The Costly Email Mistake: How One Vendor Payment Scam Can Cripple a Distribution Business

Image by Gerd Altmann from Pixabay
 

It starts as a normal day.
 

The branch is moving. Counter traffic is steady, inside sales is working through quotes, and a contractor is waiting on material to finish a job before the end of the week. A shipment just came in that needs to turn quickly, and no one has time to slow down.
 

In the background, finance is working through a batch of payments tied to recent orders. One of those orders is tied to a vendor your team works with all the time, the kind of relationship where nothing usually needs to be double-checked.
 

Earlier that morning, accounts payable noticed something small. A login alert from a location they did not recognize and a couple emails in their sent folder they do not remember writing. They mentioned it, IT is aware, but nobody stops what they are doing because there is too much going on.
 

Then the email comes in.
 

It looks like the vendor.

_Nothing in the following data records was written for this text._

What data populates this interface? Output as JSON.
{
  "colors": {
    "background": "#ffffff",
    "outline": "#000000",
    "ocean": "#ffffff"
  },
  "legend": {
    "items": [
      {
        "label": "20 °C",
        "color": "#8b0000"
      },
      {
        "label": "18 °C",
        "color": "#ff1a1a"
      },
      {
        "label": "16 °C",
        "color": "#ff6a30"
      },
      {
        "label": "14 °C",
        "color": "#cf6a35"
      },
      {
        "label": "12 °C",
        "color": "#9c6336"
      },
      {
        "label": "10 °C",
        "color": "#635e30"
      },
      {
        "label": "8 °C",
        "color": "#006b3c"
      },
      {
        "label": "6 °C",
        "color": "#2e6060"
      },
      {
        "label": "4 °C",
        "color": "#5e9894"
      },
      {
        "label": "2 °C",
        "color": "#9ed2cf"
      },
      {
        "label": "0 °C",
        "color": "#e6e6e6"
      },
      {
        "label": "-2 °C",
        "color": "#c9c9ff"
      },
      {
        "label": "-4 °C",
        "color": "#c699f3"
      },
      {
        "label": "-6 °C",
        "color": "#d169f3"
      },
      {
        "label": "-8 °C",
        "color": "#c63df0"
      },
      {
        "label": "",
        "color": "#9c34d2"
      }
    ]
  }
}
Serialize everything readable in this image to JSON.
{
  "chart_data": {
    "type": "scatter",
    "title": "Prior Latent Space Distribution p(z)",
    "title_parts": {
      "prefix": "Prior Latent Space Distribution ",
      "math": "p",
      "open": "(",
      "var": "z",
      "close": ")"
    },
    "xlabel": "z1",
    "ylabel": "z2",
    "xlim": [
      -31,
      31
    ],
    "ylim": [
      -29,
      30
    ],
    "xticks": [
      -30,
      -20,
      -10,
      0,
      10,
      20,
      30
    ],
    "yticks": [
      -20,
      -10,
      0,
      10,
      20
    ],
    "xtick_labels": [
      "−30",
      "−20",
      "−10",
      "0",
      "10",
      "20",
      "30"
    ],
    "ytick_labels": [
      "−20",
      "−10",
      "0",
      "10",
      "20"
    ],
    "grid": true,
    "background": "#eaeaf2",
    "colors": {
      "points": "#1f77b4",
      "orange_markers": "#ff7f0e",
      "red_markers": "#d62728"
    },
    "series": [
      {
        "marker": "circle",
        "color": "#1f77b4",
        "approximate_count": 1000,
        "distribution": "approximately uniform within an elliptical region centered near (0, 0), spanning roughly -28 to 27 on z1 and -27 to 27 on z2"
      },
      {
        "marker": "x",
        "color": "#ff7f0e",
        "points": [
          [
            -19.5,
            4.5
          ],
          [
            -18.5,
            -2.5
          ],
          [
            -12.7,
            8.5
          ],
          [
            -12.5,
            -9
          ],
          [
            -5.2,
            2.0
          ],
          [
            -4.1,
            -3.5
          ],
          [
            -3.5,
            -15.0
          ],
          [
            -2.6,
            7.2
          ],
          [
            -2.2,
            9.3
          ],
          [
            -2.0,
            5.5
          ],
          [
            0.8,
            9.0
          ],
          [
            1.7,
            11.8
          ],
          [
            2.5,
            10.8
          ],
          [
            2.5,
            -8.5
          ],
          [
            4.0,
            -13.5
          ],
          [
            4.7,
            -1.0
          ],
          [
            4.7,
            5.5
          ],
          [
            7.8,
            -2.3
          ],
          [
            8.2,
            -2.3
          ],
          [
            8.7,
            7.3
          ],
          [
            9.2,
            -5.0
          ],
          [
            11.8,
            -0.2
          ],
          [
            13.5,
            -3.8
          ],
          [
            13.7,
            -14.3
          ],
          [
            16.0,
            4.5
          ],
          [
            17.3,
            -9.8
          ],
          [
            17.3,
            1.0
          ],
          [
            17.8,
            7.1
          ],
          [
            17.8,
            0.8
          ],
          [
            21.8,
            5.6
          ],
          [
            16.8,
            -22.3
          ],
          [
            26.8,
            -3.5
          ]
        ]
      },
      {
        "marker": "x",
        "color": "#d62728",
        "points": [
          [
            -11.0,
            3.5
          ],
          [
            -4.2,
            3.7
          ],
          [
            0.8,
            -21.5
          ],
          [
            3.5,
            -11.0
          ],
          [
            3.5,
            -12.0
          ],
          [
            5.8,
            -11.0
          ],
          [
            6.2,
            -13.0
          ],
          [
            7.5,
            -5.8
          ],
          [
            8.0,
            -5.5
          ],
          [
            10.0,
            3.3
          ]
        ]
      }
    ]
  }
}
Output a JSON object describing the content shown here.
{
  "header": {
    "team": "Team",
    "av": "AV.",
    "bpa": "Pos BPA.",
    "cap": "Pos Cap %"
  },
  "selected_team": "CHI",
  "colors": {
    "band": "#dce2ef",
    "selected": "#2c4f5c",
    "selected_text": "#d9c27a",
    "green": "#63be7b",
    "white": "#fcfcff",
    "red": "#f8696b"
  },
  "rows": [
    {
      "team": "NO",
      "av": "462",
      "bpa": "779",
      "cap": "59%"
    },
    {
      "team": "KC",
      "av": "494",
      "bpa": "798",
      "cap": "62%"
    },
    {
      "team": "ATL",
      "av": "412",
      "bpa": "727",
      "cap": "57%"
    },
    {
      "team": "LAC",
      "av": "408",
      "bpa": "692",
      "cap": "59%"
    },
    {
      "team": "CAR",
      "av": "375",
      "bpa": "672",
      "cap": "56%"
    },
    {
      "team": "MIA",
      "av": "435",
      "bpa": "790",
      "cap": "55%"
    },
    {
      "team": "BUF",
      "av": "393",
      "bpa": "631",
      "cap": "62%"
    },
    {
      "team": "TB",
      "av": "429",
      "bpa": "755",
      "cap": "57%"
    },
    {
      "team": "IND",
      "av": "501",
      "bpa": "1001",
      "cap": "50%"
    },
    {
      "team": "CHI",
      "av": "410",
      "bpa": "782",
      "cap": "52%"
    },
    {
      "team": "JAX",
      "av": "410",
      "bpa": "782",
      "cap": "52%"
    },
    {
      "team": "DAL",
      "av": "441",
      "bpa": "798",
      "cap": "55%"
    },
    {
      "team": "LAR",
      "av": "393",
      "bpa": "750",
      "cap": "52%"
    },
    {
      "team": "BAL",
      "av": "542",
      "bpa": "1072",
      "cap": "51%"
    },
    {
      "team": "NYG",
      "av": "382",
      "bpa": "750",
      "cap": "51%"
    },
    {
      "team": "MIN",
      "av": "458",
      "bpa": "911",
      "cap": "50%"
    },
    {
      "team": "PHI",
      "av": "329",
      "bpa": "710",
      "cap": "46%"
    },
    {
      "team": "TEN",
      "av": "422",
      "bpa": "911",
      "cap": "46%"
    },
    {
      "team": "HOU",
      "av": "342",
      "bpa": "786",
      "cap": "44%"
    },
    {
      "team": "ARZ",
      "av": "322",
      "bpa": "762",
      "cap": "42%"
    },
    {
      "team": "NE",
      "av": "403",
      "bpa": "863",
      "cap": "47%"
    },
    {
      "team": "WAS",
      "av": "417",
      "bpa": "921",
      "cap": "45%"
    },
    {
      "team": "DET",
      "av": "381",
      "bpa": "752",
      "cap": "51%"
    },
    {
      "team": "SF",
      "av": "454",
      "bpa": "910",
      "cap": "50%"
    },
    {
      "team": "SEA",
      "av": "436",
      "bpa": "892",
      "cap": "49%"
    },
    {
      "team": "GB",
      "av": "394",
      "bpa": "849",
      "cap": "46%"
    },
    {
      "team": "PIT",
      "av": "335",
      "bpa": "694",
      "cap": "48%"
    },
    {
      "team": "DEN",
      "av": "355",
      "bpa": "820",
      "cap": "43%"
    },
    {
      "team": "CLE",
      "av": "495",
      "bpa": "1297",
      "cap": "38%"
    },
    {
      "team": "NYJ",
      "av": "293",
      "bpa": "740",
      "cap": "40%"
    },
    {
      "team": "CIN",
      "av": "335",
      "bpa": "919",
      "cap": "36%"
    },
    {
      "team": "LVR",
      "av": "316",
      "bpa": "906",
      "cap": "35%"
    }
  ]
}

Same contact, same thread, referencing a recent shipment and asking to update payment details before the next payment is processed. Inside sales recognizes the order immediately, the material already moved, and the contractor is waiting on the next delivery, so everything lines up.
 

The update gets entered, and the payment goes out without much hesitation because it fits the normal flow of work.
 

About 45 minutes later, the real vendor calls. They have not received payment, and they never sent any request to change their banking information.
 

That is when everything shifts.
 

Finance starts trying to trace the payment while IT digs into account activity to understand what was accessed and when. At the same time, sales is fielding calls from the contractor asking where the next shipment is, and leadership is getting pulled in without a clear picture of what actually happened.
 

The questions start stacking up quickly. When did this start, is the account still compromised, are there more payments like this, and can the money be recovered. Everyone is trying to solve part of the problem, but no one is clearly driving the response.
 

Then a different kind of question surfaces.
 

Who owns this situation right now?
 

Finance assumed IT would lead the response, IT assumed finance would handle anything tied to payments, and leadership assumed someone had already taken control. Everyone is involved, but ownership is not defined, and decisions slow down right when they need to speed up.
 

The team is now forced to make real calls under pressure. Do you pause payments and risk disrupting operations, or keep things moving and risk sending more money to the wrong place? Who contacts the bank, who talks to the vendor, and what gets communicated internally to the rest of the team?
 

These are business decisions, not technical ones, and they have to be made with incomplete information while the rest of the operation is still running.
 

Most teams assume they would handle this when it happens, but very few have actually worked through it in a structured way. What shows up in these moments is not a lack of tools, it is a lack of clarity around ownership, response steps, and communication across the business.
 

After the fact, it is easy to point to what should have happened. In the moment, there is hesitation, disagreement, and delay, and that is where the exposure lives.
 

This is exactly the type of situation cybersecurity tabletop exercises are designed to surface. They are not presentations or training sessions, but structured scenarios that force your team to respond in real time, with limited information and decisions that cannot be avoided.
 

If your team cannot make a decision, that is not a failure of the exercise. It is a gap in how the business operates.
 

The goal is to see how your organization actually responds when something goes wrong, including who steps in, where decisions get stuck, and which processes hold up versus where nothing is defined.
 

ASA has developed a Business Email Compromise tabletop exercise specifically for distributors and manufacturers, along with supporting materials to help teams run it internally. These resources are available now in the ASA Cybersecurity Starter Kit for Distributors, located in the Innovation section of the ASA website: https://www.asa.net/Innovation/Cybersecurity.  Look for it in the ‘Resources’ section.
 

The exercise walks through scenarios like this and requires your team to define actions, assign ownership, and identify gaps in your current approach, then turn those gaps into a clear action plan.
 

The businesses that handle these situations best are not the ones with the most tools, but the ones that have already decided how they will respond before they are forced to.
 

If your team has not worked through who owns a situation like this, what decisions get made, and how those decisions are communicated, then you are relying on people to figure it out in the moment, and that is exactly when it is hardest to do.